Nos saludamos discretamente frente a las demás: nadie sabía. Parecíamos apacibles por fuera, pero por dentro teníamos el corazón como una locomotora. Entramos al cine y nos sentamos juntas, con todas esas amigas desconocidas a nuestro lado. Pero cuando se apagó la luz, todas desaparecieron.

Teníamos las manos apoyadas en el mismo descanso y estábamos sentadas tan juntas como podíamos, sin dejar de pasar desapercibidas. De vez en cuando, le rozaba la mano con la mía y nos reíamos en la obscuridad.

En la pantalla, un montón de hombres mitológicos y absurdamente sensuales luchaban con flechas y espadas, pero yo no tenía ojos más que para verla. A ella. Y cómo el pelo le caía sobre la cara. Y cómo se mordía el labio de nervios. Y cómo se golpeaba la pierna con los dedos de tantos, tantísimos nervios.

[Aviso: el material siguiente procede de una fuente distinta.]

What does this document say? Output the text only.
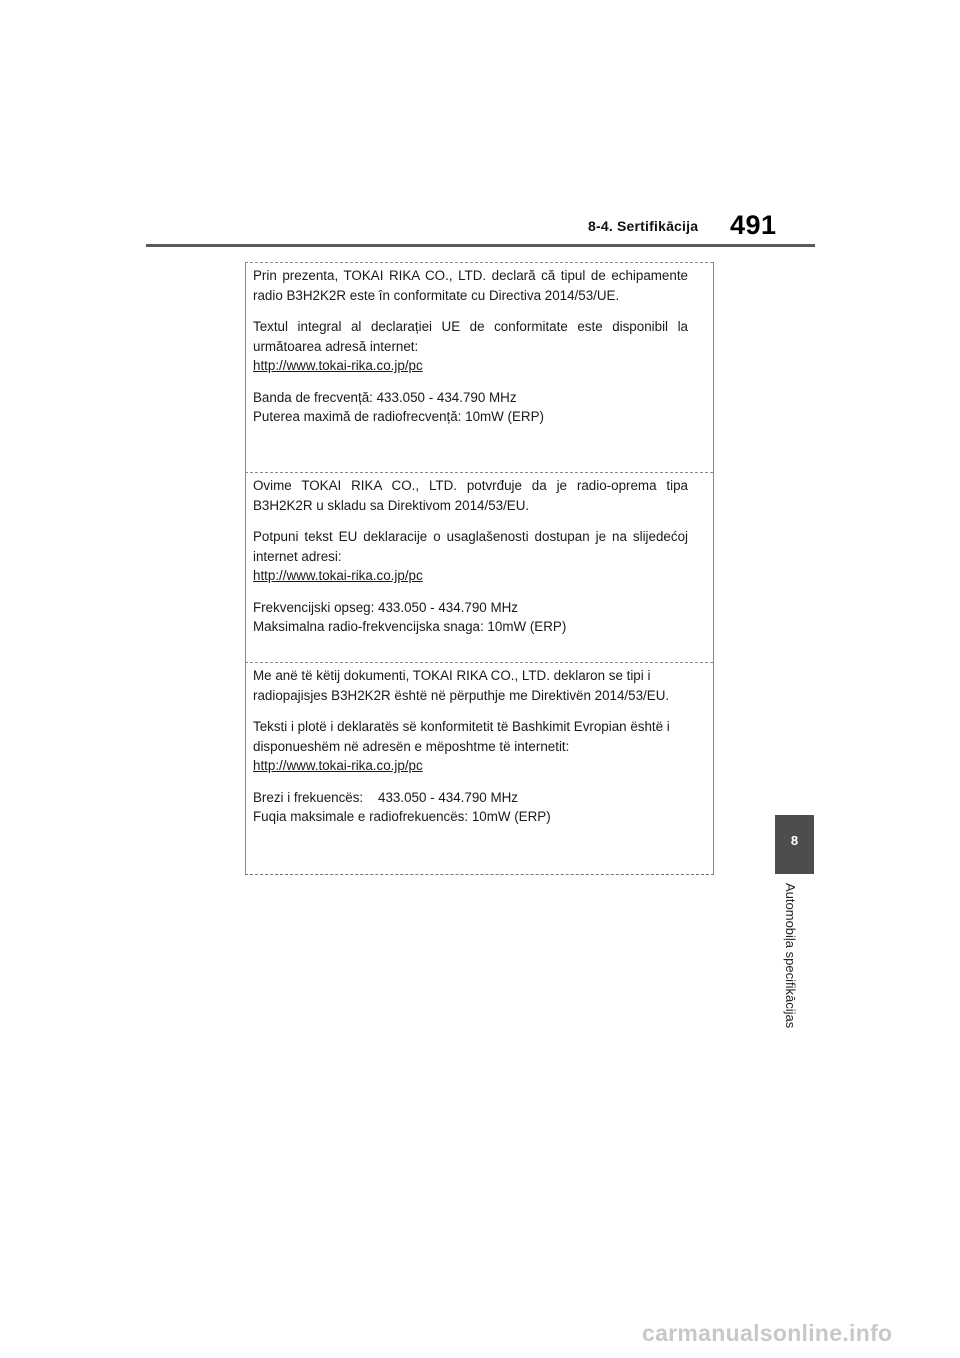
8-4. Sertifikācija 491

Prin prezenta, TOKAI RIKA CO., LTD. declară că tipul de echipamente radio B3H2K2R este în conformitate cu Directiva 2014/53/UE.

Textul integral al declarației UE de conformitate este disponibil la următoarea adresă internet:

http://www.tokai-rika.co.jp/pc

Banda de frecvență: 433.050 - 434.790 MHz

Puterea maximă de radiofrecvență: 10mW (ERP)

Ovime TOKAI RIKA CO., LTD. potvrđuje da je radio-oprema tipa B3H2K2R u skladu sa Direktivom 2014/53/EU.

Potpuni tekst EU deklaracije o usaglašenosti dostupan je na slijedećoj internet adresi:

http://www.tokai-rika.co.jp/pc

Frekvencijski opseg: 433.050 - 434.790 MHz

Maksimalna radio-frekvencijska snaga: 10mW (ERP)

Me anë të këtij dokumenti, TOKAI RIKA CO., LTD. deklaron se tipi i radiopajisjes B3H2K2R është në përputhje me Direktivën 2014/53/EU.

Teksti i plotë i deklaratës së konformitetit të Bashkimit Evropian është i disponueshëm në adresën e mëposhtme të internetit:

http://www.tokai-rika.co.jp/pc

Brezi i frekuencës:    433.050 - 434.790 MHz

Fuqia maksimale e radiofrekuencës: 10mW (ERP)

8
Automobiļa specifikācijas
carmanualsonline.info
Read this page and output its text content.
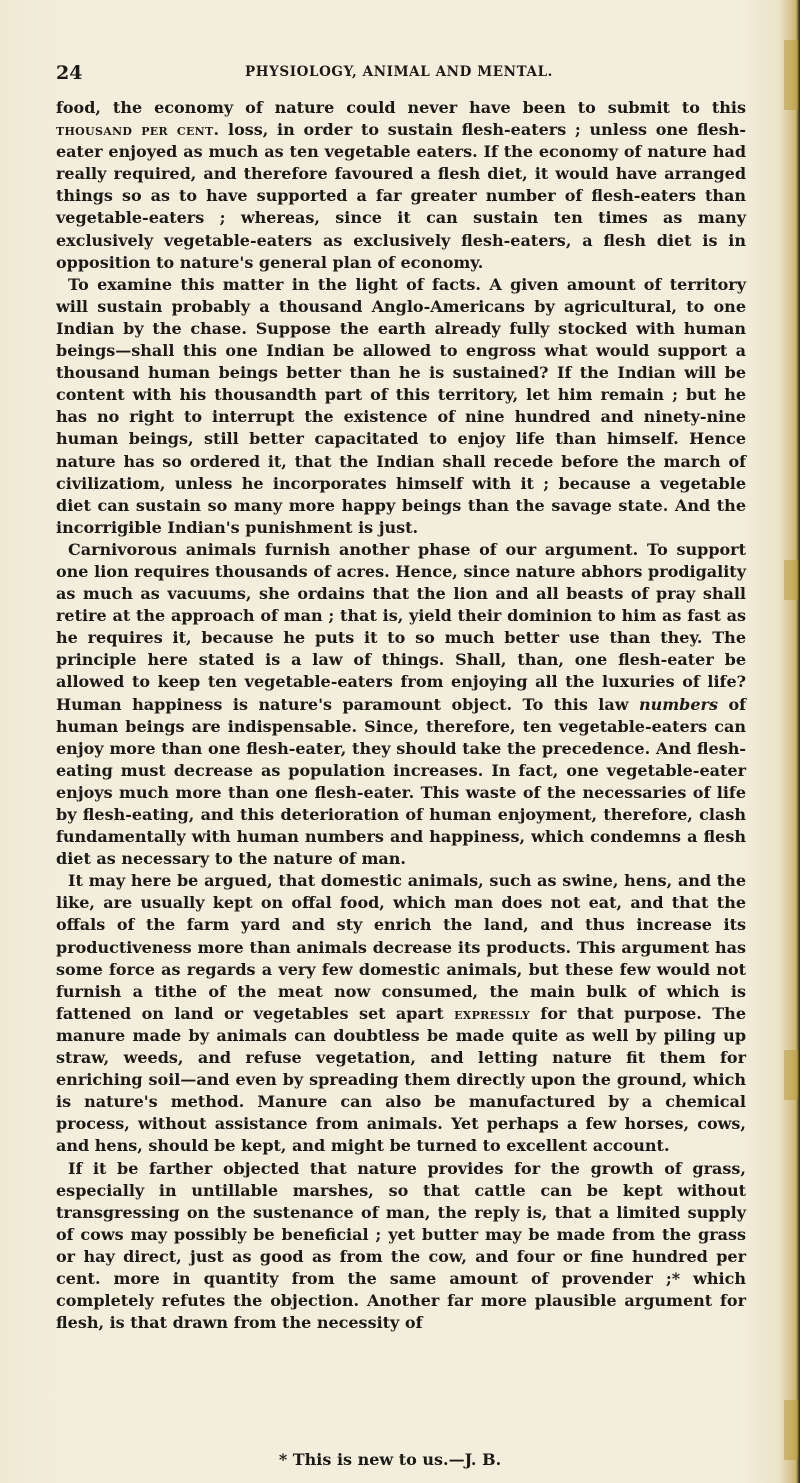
24	PHYSIOLOGY, ANIMAL AND MENTAL.

food, the economy of nature could never have been to submit to this thousand per cent. loss, in order to sustain flesh-eaters ; unless one flesh-eater enjoyed as much as ten vegetable eaters. If the economy of nature had really required, and therefore favoured a flesh diet, it would have arranged things so as to have supported a far greater number of flesh-eaters than vegetable-eaters ; whereas, since it can sustain ten times as many exclusively vegetable-eaters as exclusively flesh-eaters, a flesh diet is in opposition to nature's general plan of economy.

To examine this matter in the light of facts. A given amount of territory will sustain probably a thousand Anglo-Americans by agricultural, to one Indian by the chase. Suppose the earth already fully stocked with human beings—shall this one Indian be allowed to engross what would support a thousand human beings better than he is sustained? If the Indian will be content with his thousandth part of this territory, let him remain ; but he has no right to interrupt the existence of nine hundred and ninety-nine human beings, still better capacitated to enjoy life than himself. Hence nature has so ordered it, that the Indian shall recede before the march of civilizatiom, unless he incorporates himself with it ; because a vegetable diet can sustain so many more happy beings than the savage state. And the incorrigible Indian's punishment is just.

Carnivorous animals furnish another phase of our argument. To support one lion requires thousands of acres. Hence, since nature abhors prodigality as much as vacuums, she ordains that the lion and all beasts of pray shall retire at the approach of man ; that is, yield their dominion to him as fast as he requires it, because he puts it to so much better use than they. The principle here stated is a law of things. Shall, than, one flesh-eater be allowed to keep ten vegetable-eaters from enjoying all the luxuries of life? Human happiness is nature's paramount object. To this law numbers of human beings are indispensable. Since, therefore, ten vegetable-eaters can enjoy more than one flesh-eater, they should take the precedence. And flesh-eating must decrease as population increases. In fact, one vegetable-eater enjoys much more than one flesh-eater. This waste of the necessaries of life by flesh-eating, and this deterioration of human enjoyment, therefore, clash fundamentally with human numbers and happiness, which condemns a flesh diet as necessary to the nature of man.

It may here be argued, that domestic animals, such as swine, hens, and the like, are usually kept on offal food, which man does not eat, and that the offals of the farm yard and sty enrich the land, and thus increase its productiveness more than animals decrease its products. This argument has some force as regards a very few domestic animals, but these few would not furnish a tithe of the meat now consumed, the main bulk of which is fattened on land or vegetables set apart expressly for that purpose. The manure made by animals can doubtless be made quite as well by piling up straw, weeds, and refuse vegetation, and letting nature fit them for enriching soil—and even by spreading them directly upon the ground, which is nature's method. Manure can also be manufactured by a chemical process, without assistance from animals. Yet perhaps a few horses, cows, and hens, should be kept, and might be turned to excellent account.

If it be farther objected that nature provides for the growth of grass, especially in untillable marshes, so that cattle can be kept without transgressing on the sustenance of man, the reply is, that a limited supply of cows may possibly be beneficial ; yet butter may be made from the grass or hay direct, just as good as from the cow, and four or fine hundred per cent. more in quantity from the same amount of provender ;* which completely refutes the objection. Another far more plausible argument for flesh, is that drawn from the necessity of

* This is new to us.—J. B.
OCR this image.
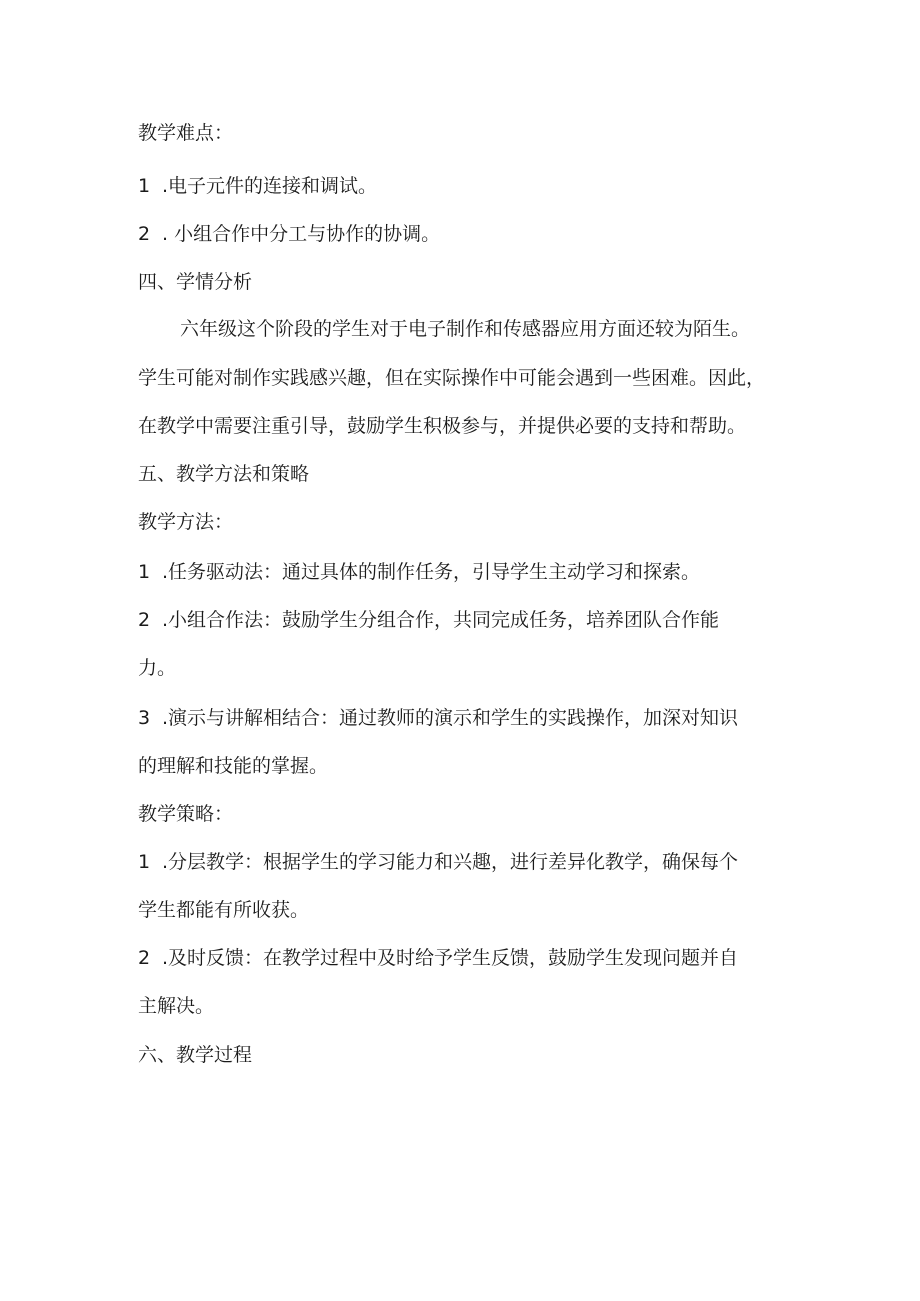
教学难点：
1 .电子元件的连接和调试。
2 . 小组合作中分工与协作的协调。
四、学情分析
六年级这个阶段的学生对于电子制作和传感器应用方面还较为陌生。
学生可能对制作实践感兴趣，但在实际操作中可能会遇到一些困难。因此，
在教学中需要注重引导，鼓励学生积极参与，并提供必要的支持和帮助。
五、教学方法和策略
教学方法：
1 .任务驱动法：通过具体的制作任务，引导学生主动学习和探索。
2 .小组合作法：鼓励学生分组合作，共同完成任务，培养团队合作能
力。
3 .演示与讲解相结合：通过教师的演示和学生的实践操作，加深对知识
的理解和技能的掌握。
教学策略：
1 .分层教学：根据学生的学习能力和兴趣，进行差异化教学，确保每个
学生都能有所收获。
2 .及时反馈：在教学过程中及时给予学生反馈，鼓励学生发现问题并自
主解决。
六、教学过程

No recuerdo ni por qué, pero empecé a decirle algo tremendamente cursi en voz baja. Ella no me escuchaba y me hizo señas de que se lo dijera al oído. Me acerqué con la mano haciendo un cuenco frente a mi boca y en un arrebato de algo que nunca había sentido, en lugar de darle palabras, le di un beso chiquito junto a la oreja.

Se sacudió completita al lado de mi, pude sentirlo. Y volví a mi lugar como si nada hubiera pasado.

Era amor del bueno, de ese que huele rico y que te eriza la piel.

Dos horas completas de película no nos fueron suficientes para comernos a besos con los ojos, pero bastaron para dejarnos flotando con cara de idiotas.

A veces me pregunto si alguna vez en mi vida el amor va a fluirme por el cuerpo de la forma en que lo hacía hace ocho años.